Segundo dados do INPE, as TIs que registraram maior taxa de perda de floresta são: Ituna/Itatá, com 650% de aumento no desmatamento (de 15,89 para 119,92 km²), Apyterewa, com 334% de aumento (de 19,61 para 85,25 km²), e Cachoeira Seca, com 12% de aumento (de 54,2 para 61,2 km²).
As três reservas que encabeçam a lista estão localizadas na região da Terra do Meio, no Pará, Bacia do rio Xingu, em meio ao chamado Arco do Desmatamento da Amazônia. Desde o início do ano, as TIs desta região estão em alerta vermelho, com registros de invasões e violência contra populações tradicionais.
Em março de 2019, o Sistema de Indicação do Desmatamento por Radar da Bacia do Xingu (Sirad-X) já havia indicado o avanço do desmatamento ilegal na TI Ituna/Itatá, com a abertura de uma estrada ao sul do território, que abriga índios isolados.
Esta TI é uma área com restrição de uso para proteção desta comunidade indígena isolada, que impede a circulação de não-indígenas na região e evita contato até mesmo com outros indígenas. Ela ocupa uma área de 142.402 hectares e engloba os municípios de Altamira, Anapu e Senador José Porfírio. Em 9 de janeiro passado, a portaria que cria a restrição de uso da área foi renovada por mais três anos.
Segundo o Instituto Socioambiental (ISA), cerca de 87% desta Terra Indígena é sobreposta a registros irregulares do Cadastro Ambiental Rural (mecanismo criado para ajudar no ordenamento de terras do Brasil, com registros autodeclaratórios). Algumas áreas dentro da TI chegam a ter cinco registros de CAR, o que indica que o território está sendo disputado por vários grupos.

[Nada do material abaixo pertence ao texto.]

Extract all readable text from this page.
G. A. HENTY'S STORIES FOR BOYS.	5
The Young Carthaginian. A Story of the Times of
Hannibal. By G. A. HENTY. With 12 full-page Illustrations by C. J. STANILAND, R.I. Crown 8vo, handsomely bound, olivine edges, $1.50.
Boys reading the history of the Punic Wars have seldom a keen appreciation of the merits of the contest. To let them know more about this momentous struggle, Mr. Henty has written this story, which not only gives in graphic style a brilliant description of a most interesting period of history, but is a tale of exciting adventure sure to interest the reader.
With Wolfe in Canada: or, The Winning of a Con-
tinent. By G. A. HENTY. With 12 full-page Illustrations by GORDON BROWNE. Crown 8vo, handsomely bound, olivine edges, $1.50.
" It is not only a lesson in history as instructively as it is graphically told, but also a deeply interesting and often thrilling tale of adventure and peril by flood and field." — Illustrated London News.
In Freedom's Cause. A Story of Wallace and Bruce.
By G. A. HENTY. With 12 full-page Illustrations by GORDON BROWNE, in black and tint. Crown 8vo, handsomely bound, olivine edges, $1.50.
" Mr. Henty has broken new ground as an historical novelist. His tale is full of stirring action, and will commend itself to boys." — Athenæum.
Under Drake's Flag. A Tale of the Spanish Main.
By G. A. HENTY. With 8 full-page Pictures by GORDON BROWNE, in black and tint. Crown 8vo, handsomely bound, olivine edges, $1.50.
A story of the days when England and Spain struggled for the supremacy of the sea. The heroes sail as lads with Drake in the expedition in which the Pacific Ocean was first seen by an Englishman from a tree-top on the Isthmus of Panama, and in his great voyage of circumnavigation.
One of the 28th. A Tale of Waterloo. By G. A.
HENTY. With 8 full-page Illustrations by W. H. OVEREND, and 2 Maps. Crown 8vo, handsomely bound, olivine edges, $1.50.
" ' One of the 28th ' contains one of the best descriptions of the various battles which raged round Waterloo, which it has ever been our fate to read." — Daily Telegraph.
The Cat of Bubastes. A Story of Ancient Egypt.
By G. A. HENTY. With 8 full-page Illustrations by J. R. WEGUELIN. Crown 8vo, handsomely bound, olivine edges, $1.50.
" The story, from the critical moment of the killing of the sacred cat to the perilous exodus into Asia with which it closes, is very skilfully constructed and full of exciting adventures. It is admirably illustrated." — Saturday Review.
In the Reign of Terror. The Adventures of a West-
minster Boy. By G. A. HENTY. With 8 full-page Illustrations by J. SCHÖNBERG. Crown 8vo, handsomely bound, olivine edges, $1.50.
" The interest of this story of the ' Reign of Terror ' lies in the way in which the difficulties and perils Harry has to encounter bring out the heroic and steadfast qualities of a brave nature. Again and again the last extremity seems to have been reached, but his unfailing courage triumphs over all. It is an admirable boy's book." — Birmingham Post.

De acordo com dados do Sirad-X, pelo menos dois grupos estariam promovendo a abertura de clareiras na mata para delimitar regiões de domínio e firmar a ocupação, o que aumenta o risco de conflito violento. De fato, até mesmo uma equipe do Ibama foi alvo de tiros disparados por garimpeiros ilegais, durante uma operação de fiscalização nesta unidade em agosto passado.
Além disso, a TI Ituna/Itatá está localizada a menos de 70 km do principal canteiro de obras da Usina Hidrelétrica (UHE) de Belo Monte. O início das obras aqueceu o mercado imobiliário rural da região e a destruição das florestas vem aumentando exponencialmente. Uma das condições para a construção da UHE era a implementação de uma base de proteção da Fundação Nacional do Índio (Funai) na TI, o que nunca se concretizou.
O segundo e terceiro maiores desmatamentos dentro de Terras Indígenas, nas TIs Apyterewa e Cachoeira Seca, estão relacionadas majoritariamente ao roubo de madeira, segundo levantamento do ISA. De acordo com dados do INPE divulgados nesta quinta-feira, proporcionalmente, Cachoeira Seca é a que acumula maior perda de floresta (10,6% de sua área total), seguida por Apyterewa (8%) e ituna/Itatá (5,53%).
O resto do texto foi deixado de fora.